The oldest stock on this site's Stock Ideas page has finally made its mark. Three and a half years ago, I wrote about a little company called H. Paulin that traded at a massive discount to its net current assets. Yesterday, the company announced a buyout that saw investors generate more than a 400% return over this period!
There are a few lessons that can be taken from this investment opportunity. First, you get the best prices when you buy during market panics. Being a small, Canadian company in a slow-growth industry, Paulin rarely traded for a lofty price relative to its earnings or book value. But when the recession took the market by storm, it fell to a dizzyingly low level, offering up the perfect buying opportunity.
Second, it's important to look at the components of a company's earnings. In Paulin's case, its earnings were artificially low because it had a money-losing manufacturing operation dragging down results while a profitable distribution segment was hidden among the overall losses. As management cut resources to the manufacturing operation (e.g. capex), losses became smaller and the company's earnings grew.

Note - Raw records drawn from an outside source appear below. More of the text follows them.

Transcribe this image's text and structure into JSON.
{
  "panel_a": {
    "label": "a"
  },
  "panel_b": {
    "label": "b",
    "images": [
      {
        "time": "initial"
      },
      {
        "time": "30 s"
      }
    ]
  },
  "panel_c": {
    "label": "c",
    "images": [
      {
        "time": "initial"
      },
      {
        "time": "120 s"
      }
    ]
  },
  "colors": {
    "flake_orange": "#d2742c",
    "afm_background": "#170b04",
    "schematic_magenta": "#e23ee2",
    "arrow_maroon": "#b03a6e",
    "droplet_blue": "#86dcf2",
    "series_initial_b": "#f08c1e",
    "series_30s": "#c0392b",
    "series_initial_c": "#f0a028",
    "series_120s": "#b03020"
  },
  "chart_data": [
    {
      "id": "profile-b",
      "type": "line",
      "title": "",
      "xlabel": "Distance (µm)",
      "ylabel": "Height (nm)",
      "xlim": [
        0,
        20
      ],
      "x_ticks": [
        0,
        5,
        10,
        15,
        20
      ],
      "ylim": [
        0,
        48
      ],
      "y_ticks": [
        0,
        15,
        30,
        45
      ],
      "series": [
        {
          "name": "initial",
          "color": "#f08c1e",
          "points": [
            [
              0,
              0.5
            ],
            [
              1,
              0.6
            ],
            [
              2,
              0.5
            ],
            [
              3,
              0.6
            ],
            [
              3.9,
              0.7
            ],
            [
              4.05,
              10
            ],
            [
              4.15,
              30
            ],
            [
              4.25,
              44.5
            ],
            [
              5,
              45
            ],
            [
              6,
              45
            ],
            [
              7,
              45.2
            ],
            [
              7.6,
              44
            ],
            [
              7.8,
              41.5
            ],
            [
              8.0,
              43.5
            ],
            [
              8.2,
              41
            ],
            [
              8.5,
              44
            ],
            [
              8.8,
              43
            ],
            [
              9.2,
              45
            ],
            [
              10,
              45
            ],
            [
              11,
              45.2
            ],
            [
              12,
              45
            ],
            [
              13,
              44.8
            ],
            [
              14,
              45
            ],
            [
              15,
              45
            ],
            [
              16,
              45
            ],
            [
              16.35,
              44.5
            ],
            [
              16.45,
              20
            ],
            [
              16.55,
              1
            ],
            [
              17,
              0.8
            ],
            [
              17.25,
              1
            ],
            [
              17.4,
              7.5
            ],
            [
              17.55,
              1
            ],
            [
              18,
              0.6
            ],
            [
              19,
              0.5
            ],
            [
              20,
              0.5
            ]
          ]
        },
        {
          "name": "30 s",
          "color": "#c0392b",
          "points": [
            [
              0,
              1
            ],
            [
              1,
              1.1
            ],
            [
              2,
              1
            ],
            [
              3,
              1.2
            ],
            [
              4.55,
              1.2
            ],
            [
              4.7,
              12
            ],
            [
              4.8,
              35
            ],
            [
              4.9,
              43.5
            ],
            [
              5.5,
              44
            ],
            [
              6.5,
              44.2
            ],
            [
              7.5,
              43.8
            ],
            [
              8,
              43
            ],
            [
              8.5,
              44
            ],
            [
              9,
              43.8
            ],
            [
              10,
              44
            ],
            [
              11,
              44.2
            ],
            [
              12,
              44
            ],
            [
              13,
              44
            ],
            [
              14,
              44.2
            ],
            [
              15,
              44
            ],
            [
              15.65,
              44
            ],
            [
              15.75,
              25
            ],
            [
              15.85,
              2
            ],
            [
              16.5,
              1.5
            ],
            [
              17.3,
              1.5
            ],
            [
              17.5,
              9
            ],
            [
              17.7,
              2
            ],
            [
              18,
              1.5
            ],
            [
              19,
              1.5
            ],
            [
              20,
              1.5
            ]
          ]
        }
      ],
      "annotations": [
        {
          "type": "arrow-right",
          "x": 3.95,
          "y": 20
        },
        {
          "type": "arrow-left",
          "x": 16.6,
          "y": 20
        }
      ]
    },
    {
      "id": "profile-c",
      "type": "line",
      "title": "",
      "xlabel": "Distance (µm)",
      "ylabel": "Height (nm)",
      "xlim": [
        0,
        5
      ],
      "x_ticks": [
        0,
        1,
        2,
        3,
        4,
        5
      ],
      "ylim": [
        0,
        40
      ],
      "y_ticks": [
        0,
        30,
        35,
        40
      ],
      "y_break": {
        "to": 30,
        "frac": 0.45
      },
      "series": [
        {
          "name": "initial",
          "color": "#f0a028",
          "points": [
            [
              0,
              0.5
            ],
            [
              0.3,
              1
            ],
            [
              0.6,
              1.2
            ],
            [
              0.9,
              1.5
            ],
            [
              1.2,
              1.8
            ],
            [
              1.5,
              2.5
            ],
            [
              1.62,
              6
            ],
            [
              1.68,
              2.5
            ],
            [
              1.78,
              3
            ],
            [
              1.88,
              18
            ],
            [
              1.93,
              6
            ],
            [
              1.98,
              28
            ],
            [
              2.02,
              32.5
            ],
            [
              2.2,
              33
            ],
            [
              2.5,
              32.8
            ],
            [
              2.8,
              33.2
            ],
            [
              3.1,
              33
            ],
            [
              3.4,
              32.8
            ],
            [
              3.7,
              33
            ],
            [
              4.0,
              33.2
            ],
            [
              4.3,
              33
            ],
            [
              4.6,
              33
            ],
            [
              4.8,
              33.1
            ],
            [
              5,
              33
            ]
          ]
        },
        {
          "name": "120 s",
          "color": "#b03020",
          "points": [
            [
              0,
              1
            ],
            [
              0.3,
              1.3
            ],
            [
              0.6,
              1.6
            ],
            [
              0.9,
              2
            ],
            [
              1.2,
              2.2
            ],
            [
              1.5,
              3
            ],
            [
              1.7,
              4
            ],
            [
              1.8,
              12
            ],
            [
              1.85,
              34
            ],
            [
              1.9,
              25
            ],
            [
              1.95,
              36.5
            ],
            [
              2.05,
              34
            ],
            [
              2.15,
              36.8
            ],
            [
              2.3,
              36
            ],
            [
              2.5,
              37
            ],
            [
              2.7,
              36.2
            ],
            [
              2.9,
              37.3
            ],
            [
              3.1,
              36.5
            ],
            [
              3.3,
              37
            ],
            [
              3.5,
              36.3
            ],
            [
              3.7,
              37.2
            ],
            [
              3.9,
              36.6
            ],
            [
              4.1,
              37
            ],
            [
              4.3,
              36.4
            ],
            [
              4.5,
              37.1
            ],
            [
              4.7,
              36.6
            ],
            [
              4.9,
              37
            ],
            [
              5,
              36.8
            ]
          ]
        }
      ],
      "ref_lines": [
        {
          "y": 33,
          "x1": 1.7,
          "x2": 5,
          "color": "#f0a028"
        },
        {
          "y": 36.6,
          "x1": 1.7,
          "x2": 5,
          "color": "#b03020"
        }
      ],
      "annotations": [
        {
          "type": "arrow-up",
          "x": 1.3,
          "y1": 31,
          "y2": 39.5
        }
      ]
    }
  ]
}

Finally, buy at large discounts to net current assets. This was one of those sleepy net-nets with no looming catalyst and an entrenched (through dual-class shares) management. But due to the large discount and the fact that the company was not burning cash, the investor's downside was protected. As such, even if things had gone poorly for the business, shareholders who bought at a large discount to net current assets may have still made out okay. A portfolio made up of stocks like these is bound to do well over time.